Gerne wird behauptet, zuerst war das Huhn da, dann kam das Ei. Eine logische Schlussfolgerung, aber nur auf den ersten Blick. Es war nämlich das Ei, das lange vor dem Huhn existent war. Forschungen zufolge könnte seine Entwicklung schon vor einer Milliarde Jahren begonnen haben. Allerdings nicht in der Form, wie wir es von unseren heutigen Hühnern kennen.
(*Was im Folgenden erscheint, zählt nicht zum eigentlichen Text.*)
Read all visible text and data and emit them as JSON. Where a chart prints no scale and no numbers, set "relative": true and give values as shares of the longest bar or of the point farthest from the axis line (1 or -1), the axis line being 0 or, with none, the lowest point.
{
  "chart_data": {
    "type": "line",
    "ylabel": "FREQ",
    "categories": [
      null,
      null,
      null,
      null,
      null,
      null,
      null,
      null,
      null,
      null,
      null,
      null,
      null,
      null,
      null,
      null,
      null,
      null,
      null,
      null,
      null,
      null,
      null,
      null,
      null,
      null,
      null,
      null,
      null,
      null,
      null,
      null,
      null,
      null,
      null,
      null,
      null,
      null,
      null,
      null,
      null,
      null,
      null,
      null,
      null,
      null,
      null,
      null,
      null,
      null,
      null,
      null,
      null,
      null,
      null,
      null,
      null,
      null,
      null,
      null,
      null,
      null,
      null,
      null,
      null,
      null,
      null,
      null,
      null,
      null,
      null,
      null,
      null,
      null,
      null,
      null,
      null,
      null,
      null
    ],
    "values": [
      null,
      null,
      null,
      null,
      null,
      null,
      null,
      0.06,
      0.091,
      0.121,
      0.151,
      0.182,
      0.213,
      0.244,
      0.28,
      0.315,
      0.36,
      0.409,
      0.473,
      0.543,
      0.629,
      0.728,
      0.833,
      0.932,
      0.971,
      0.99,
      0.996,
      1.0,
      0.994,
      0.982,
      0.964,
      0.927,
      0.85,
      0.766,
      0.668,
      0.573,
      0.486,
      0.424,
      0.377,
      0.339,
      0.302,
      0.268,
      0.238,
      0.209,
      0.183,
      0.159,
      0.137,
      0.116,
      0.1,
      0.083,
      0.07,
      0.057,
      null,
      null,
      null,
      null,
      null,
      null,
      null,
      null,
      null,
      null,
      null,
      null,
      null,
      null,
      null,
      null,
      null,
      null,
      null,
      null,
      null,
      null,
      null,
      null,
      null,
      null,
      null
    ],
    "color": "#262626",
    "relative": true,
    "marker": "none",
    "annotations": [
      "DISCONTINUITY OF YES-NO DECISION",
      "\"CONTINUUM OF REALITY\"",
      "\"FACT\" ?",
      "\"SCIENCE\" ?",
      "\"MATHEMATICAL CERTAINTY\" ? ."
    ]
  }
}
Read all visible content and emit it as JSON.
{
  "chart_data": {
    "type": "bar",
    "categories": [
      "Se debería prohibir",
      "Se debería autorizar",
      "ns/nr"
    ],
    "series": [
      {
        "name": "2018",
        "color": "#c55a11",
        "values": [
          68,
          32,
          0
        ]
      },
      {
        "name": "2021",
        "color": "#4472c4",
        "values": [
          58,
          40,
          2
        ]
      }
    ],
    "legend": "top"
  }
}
Ein Blick auf die Geschichte unseres Haushuhns bringt ein wenig Licht in diese gewagte Behauptung.

Die Ahnen unseres braven Haushuhns waren eierlegende und zudem ziemlich gefährliche Raubsaurier. Die Veränderungen im Laufe der Geschichte von den tonnenschweren, zweibeinigen Echsen aus der Linie der Raptoren, bis hin zum flugfähigen Huhn von heute, dauert eben seine Zeit. Die Reptilienschuppen tauschten sie dabei schon vor gut 150 Millionen Jahren gegen Federn ein. Lediglich die Schuppen an den Füssen zeugen bis heute von ihren Vorfahren – genau wie das Gelege!

Wobei wir wieder bei unserem Ei angekommen wären, das angesichts der evolutionären Entwicklung also definitiv vor dem Huhn da war, heute jedoch mit einer festeren Kalkschale versehen ist. Vom Urvogel, dem gefiederten Dinosaurier, bis zum Haushuhn war es also ein sehr langer Weg. Das Rote Kammhuhn (Bankivahuhn) gilt in der Geschichte als Stammvater unseres Haushuhns. Bisherige Studien zeigen, dass vor fast 8'000 Jahren Menschen in Asien aus dem Bankivahuhn die ersten Hausrassen domestizierten, wie Knochenfunde aus der Jungsteinzeit belegen.

Damals entwickelte sich der Mensch weg vom Jäger und Sammler, hin zum sesshaften Bauern. In Mitteleuropa gab es die ersten Belege dafür, dass Menschen Hühner hielten, in der frühen Eisenzeit. Damals wurden sie allerdings ausschliesslich im Stall gehalten, da sie wenig standorttreu und zudem sehr gut flugfähig waren. In Spanien waren es die Phönizier, die im 1. vorchristlichen Jahrtausend Hühner domestizierten, in der Schweiz sind es Funde aus dem 5. /4. Jahrhundert v. Chr., die eine Hühnerhaltung vermuten lassen. Im griechischen Kulturraum wurden Hühner vor allem für Hahnenkämpfe und weniger zum Verzehr gehalten.